Figure 4. Insulin-like growth factor 1 (Igf1) signaling in the crosstalk between osteocytes and chondrocytes. Mechanical loading regulates Igf1 expressions by osteocytes and chondrocytes differently. Inhibition of miR-29b-3p production by osteocytes can increase Igf1 expression. Meanwhile, elevated reactive oxygen species (ROS) production by chondrocytes can suppress Igf1 expression. Igf1 also regulates sclerostin expression, chondrocyte hypertrophy, and osteogenic differentiation of MSCs through the PI3K/AKT/mTOR pathway.
Bone remodeling mediated by Wnt signaling is believed to stiffen trabecular bones and alter their micro-architecture.
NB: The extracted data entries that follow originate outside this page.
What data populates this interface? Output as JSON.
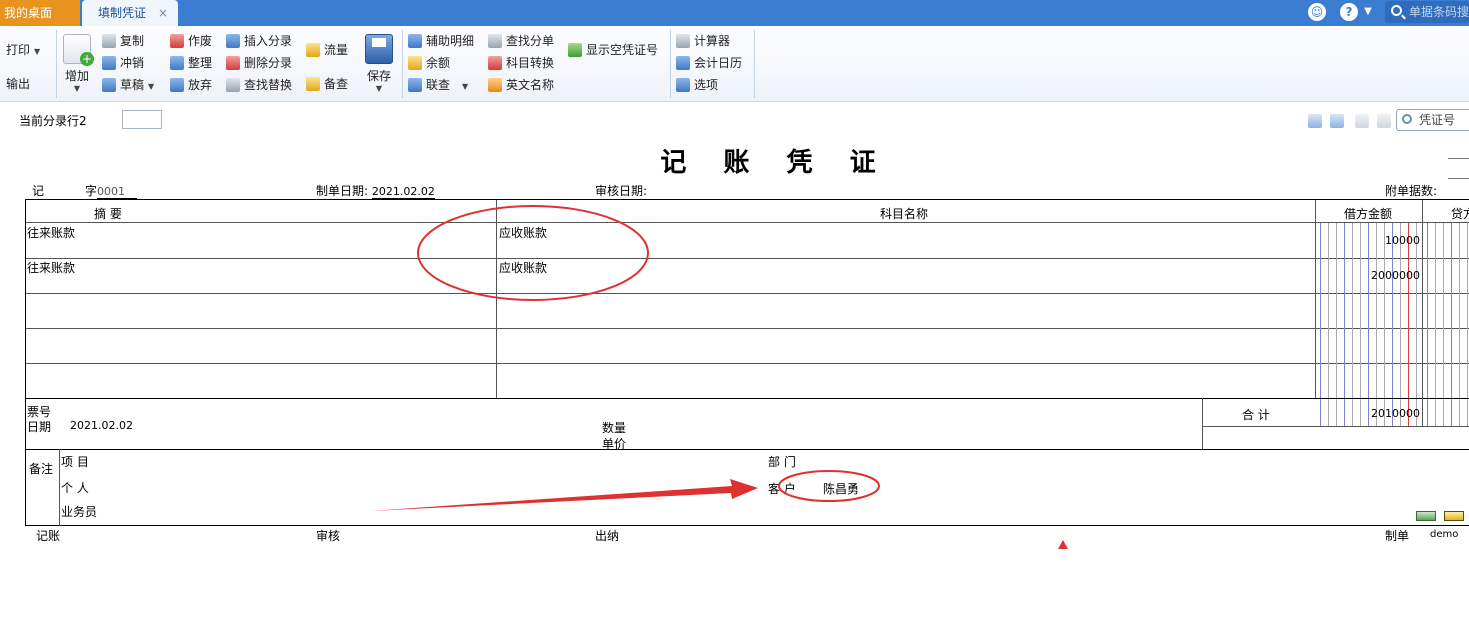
{
  "tabs": {
    "home": "我的桌面",
    "active": "填制凭证",
    "close": "×"
  },
  "top": {
    "search_placeholder": "单据条码搜"
  },
  "ribbon": {
    "print": "打印",
    "output": "输出",
    "add": "增加",
    "copy": "复制",
    "reverse": "冲销",
    "draft": "草稿",
    "void": "作废",
    "tidy": "整理",
    "discard": "放弃",
    "insert_entry": "插入分录",
    "delete_entry": "删除分录",
    "find_replace": "查找替换",
    "flow": "流量",
    "reference": "备查",
    "save": "保存",
    "aux_detail": "辅助明细",
    "balance": "余额",
    "link_query": "联查",
    "find_entry": "查找分单",
    "subject_convert": "科目转换",
    "english_name": "英文名称",
    "show_empty_no": "显示空凭证号",
    "calculator": "计算器",
    "acct_calendar": "会计日历",
    "options": "选项"
  },
  "toolbar2": {
    "current_row_label": "当前分录行2",
    "voucher_no_placeholder": "凭证号"
  },
  "voucher": {
    "title": "记 账 凭 证",
    "type": "记",
    "zi": "字",
    "number": "0001",
    "date_label": "制单日期:",
    "date": "2021.02.02",
    "audit_date_label": "审核日期:",
    "attach_label": "附单据数:",
    "col_summary": "摘  要",
    "col_subject": "科目名称",
    "col_debit": "借方金额",
    "col_credit": "贷方",
    "rows": [
      {
        "summary": "往来账款",
        "subject": "应收账款",
        "debit": "10000"
      },
      {
        "summary": "往来账款",
        "subject": "应收账款",
        "debit": "2000000"
      },
      {
        "summary": "",
        "subject": "",
        "debit": ""
      },
      {
        "summary": "",
        "subject": "",
        "debit": ""
      },
      {
        "summary": "",
        "subject": "",
        "debit": ""
      }
    ],
    "ticket_no_label": "票号",
    "date2_label": "日期",
    "date2": "2021.02.02",
    "qty_label": "数量",
    "price_label": "单价",
    "total_label": "合  计",
    "total_debit": "2010000",
    "remark_label": "备注",
    "project_label": "项  目",
    "dept_label": "部  门",
    "person_label": "个  人",
    "customer_label": "客  户",
    "customer_value": "陈昌勇",
    "salesman_label": "业务员"
  },
  "footer": {
    "bookkeeper": "记账",
    "auditor": "审核",
    "cashier": "出纳",
    "maker_label": "制单",
    "maker": "demo"
  },
  "colors": {
    "topbar": "#3b7dd0",
    "home_tab": "#e8931e",
    "annotation": "#e03131"
  }
}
For instance, in spontaneous OA models of guinea pigs, changes from rod-like to plate-like morphology were thought to precede or occur simultaneously with cartilage degeneration [66,67][66][67]. Past experiments also observed subchondral bone remodeling beneath intact cartilage in human OA, but only significant when cartilage tissues were damaged [26,66][26][66]. Ineffective load transfer due to structural disturbances of the subchondral bone might increase the strain endured by cartilage. High mechanical strain could then increase ROS production by chondrocytes, presumably because of mitochondrial deformation (Figure 4) [68,69][68][69]. Therefore, differential expressions of Igf1 in bone and cartilage, for instance, could be involved in the progression of OA. Similarly, while TGF-β could promote chondrocyte proliferation and exhibited protective effects in articular cartilage, its elevation in the subchondral bone was associated with cartilage loss and OA development [45]. The crosstalk between subchondral bone remodeling and cartilage degeneration was also believed to be regulated by MMP-13, which was less expressed by osteoarthritic osteocytes. Insufficient expression of MMP-13 was assumed to increase trabecular bone volume and cause cartilage degeneration independent of other stimuli. A reduction in osteocyte-derived MMP-13 was associated with disrupted lacuno-canalicular networks (LCN), which likely affected mechano-transduction and bone remodeling in early-stage OA. Meanwhile, expressions of proteins responsible for metabolism or matrix degradation, such as MMP-13 expression by chondrocytes, were also induced by insufficient osteocytic MMP-13 [43]. Hence, bone remodeling might start before cartilage degeneration and contribute to the aberrant metabolism in cartilage. With accumulated micro-damage, such as when an excessive load was applied or when cartilage was lost [66], mechanically inferior bones would be formed predominantly, and OA exacerbated. The above findings suggested that osteocytes could regulate trabecular bone morphology, bone mineralization, and ultimately bone and cartilage homeostasis in response to mechanical loading. Hence, the interplay between cartilage and subchondral bone is worth further investigation and should be extended to cellular and protein levels.